The 2012 Rules remain true to the drafting ethos of previous editions of the Rules. Nothing has been changed for the sake of change. Such changes and innovations as have been made reflect the dramatic evolution in the nature and scope of the Court's user base and practice in the fourteen years since the promulgation of the 1998 Rules, not least the explosion in the numbers of multiparty disputes (particularly from Latin America), the all-pervasive use of electronic media and means of communication, and increasing pressure on arbitrators and institutions alike to ensure that time and cost constraints are respected.

User demands included assurances as to the availability of arbitrators; early clarification of the nature and basis of claims; the ability to call upon an emergency arbitrator procedure; and more certainty as to when an award might be expected after the conclusion of a hearing and the filing of post-hearing briefs. In large part, these demands have been met in the new Articles 4(3), subparagraphs (c) and (d); 11(2); 29; and 27, subparagraph (b). Multi-party disputes are the subject of Articles 7-10 of the 2012 Rules, a group of provisions that constitute one of the principal innovations of the new Rules.

Traditionally the ICC has laid, and continues to lay, great store upon the ability of the parties to ICC arbitration to agree upon substantial elements of the procedure applicable to "their" arbitration and their expectation that such agreements will be respected. In turn, it is to be hoped that parties will take full advantage of the opportunity to play an active part in the shaping of the arbitral procedure as Article 24 and, specifically, Article 24(4), of the new Rules invites them to do. The importance of this element of direct party involvement cannot be overstated.

The Guide, which takes the reader through the 2012 Rules from start to finish, will be an indispensable work of reference for all involved in ICC arbitration, whether they come new to such proceedings or are "old hands", and whether they do so as a party, counsel or arbitrator. While the 2012 Rules have already been the subject of numerous commentaries, none could be as authoritative a Guide as that which Jason Fry, Simon Greenberg and Francesca Mazza have compiled.

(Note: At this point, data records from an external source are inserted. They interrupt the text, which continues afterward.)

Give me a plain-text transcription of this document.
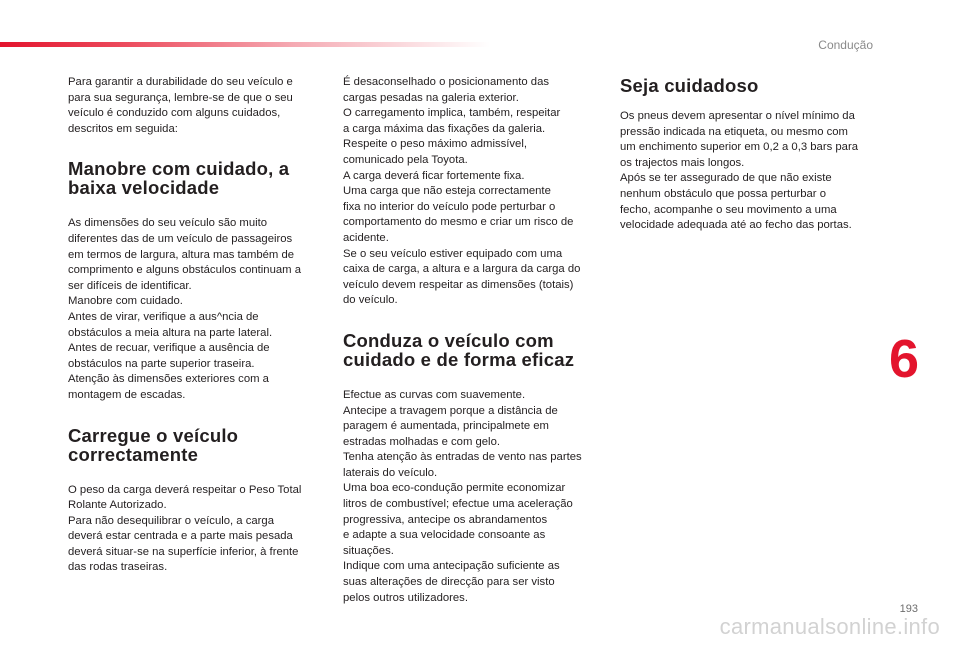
Condução
6

Para garantir a durabilidade do seu veículo e
para sua segurança, lembre-se de que o seu
veículo é conduzido com alguns cuidados,
descritos em seguida:

Manobre com cuidado, a
baixa velocidade

As dimensões do seu veículo são muito
diferentes das de um veículo de passageiros
em termos de largura, altura mas também de
comprimento e alguns obstáculos continuam a
ser difíceis de identificar.
Manobre com cuidado.
Antes de virar, verifique a aus^ncia de
obstáculos a meia altura na parte lateral.
Antes de recuar, verifique a ausência de
obstáculos na parte superior traseira.
Atenção às dimensões exteriores com a
montagem de escadas.

Carregue o veículo
correctamente

O peso da carga deverá respeitar o Peso Total
Rolante Autorizado.
Para não desequilibrar o veículo, a carga
deverá estar centrada e a parte mais pesada
deverá situar-se na superfície inferior, à frente
das rodas traseiras.

É desaconselhado o posicionamento das
cargas pesadas na galeria exterior.
O carregamento implica, também, respeitar
a carga máxima das fixações da galeria.
Respeite o peso máximo admissível,
comunicado pela Toyota.
A carga deverá ficar fortemente fixa.
Uma carga que não esteja correctamente
fixa no interior do veículo pode perturbar o
comportamento do mesmo e criar um risco de
acidente.
Se o seu veículo estiver equipado com uma
caixa de carga, a altura e a largura da carga do
veículo devem respeitar as dimensões (totais)
do veículo.

Conduza o veículo com
cuidado e de forma eficaz

Efectue as curvas com suavemente.
Antecipe a travagem porque a distância de
paragem é aumentada, principalmete em
estradas molhadas e com gelo.
Tenha atenção às entradas de vento nas partes
laterais do veículo.
Uma boa eco-condução permite economizar
litros de combustível; efectue uma aceleração
progressiva, antecipe os abrandamentos
e adapte a sua velocidade consoante as
situações.
Indique com uma antecipação suficiente as
suas alterações de direcção para ser visto
pelos outros utilizadores.

Seja cuidadoso

Os pneus devem apresentar o nível mínimo da
pressão indicada na etiqueta, ou mesmo com
um enchimento superior em 0,2 a 0,3 bars para
os trajectos mais longos.
Após se ter assegurado de que não existe
nenhum obstáculo que possa perturbar o
fecho, acompanhe o seu movimento a uma
velocidade adequada até ao fecho das portas.

193
carmanualsonline.info
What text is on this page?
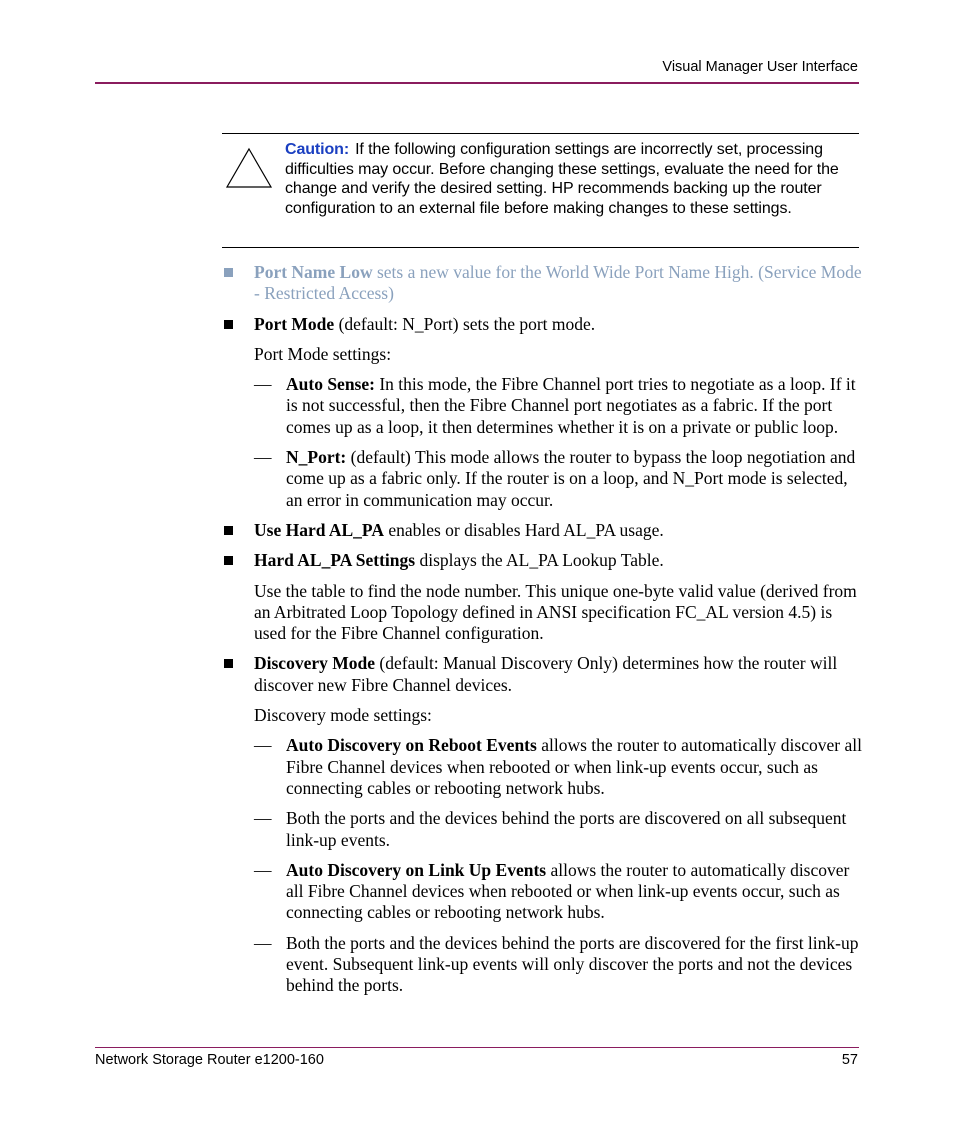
Visual Manager User Interface
Caution: If the following configuration settings are incorrectly set, processing difficulties may occur. Before changing these settings, evaluate the need for the change and verify the desired setting. HP recommends backing up the router configuration to an external file before making changes to these settings.
Port Name Low sets a new value for the World Wide Port Name High. (Service Mode - Restricted Access)
Port Mode (default: N_Port) sets the port mode.
Port Mode settings:
— Auto Sense: In this mode, the Fibre Channel port tries to negotiate as a loop. If it is not successful, then the Fibre Channel port negotiates as a fabric. If the port comes up as a loop, it then determines whether it is on a private or public loop.
— N_Port: (default) This mode allows the router to bypass the loop negotiation and come up as a fabric only. If the router is on a loop, and N_Port mode is selected, an error in communication may occur.
Use Hard AL_PA enables or disables Hard AL_PA usage.
Hard AL_PA Settings displays the AL_PA Lookup Table.
Use the table to find the node number. This unique one-byte valid value (derived from an Arbitrated Loop Topology defined in ANSI specification FC_AL version 4.5) is used for the Fibre Channel configuration.
Discovery Mode (default: Manual Discovery Only) determines how the router will discover new Fibre Channel devices.
Discovery mode settings:
— Auto Discovery on Reboot Events allows the router to automatically discover all Fibre Channel devices when rebooted or when link-up events occur, such as connecting cables or rebooting network hubs.
— Both the ports and the devices behind the ports are discovered on all subsequent link-up events.
— Auto Discovery on Link Up Events allows the router to automatically discover all Fibre Channel devices when rebooted or when link-up events occur, such as connecting cables or rebooting network hubs.
— Both the ports and the devices behind the ports are discovered for the first link-up event. Subsequent link-up events will only discover the ports and not the devices behind the ports.
Network Storage Router e1200-160	57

Not only were all three authors intimately involved in the drafting of the new Rules, but as three of the then most senior members of the Secretariat, their knowledge of the practices of the Court and Secretariat is unrivalled. All three authors have also overseen the revision of all of the Secretariat's standard form letters and other administrative documentation to ensure their compatibility with the provisions of the new Rules-a daunting task in itself. There is simply no one better qualified to provide a detailed overview of the new Rules and their operation. At the time of publication, all three of the authors will have taken up new posts outside the ICC or be on the point of doing so. This final contribution on their part to the work of the Court and Secretariat is consistent with the qualities of excellence and commitment that have been the hallmark of their work while at the ICC and for which, on behalf of the ICC Court, I offer my thanks and sincere appreciation.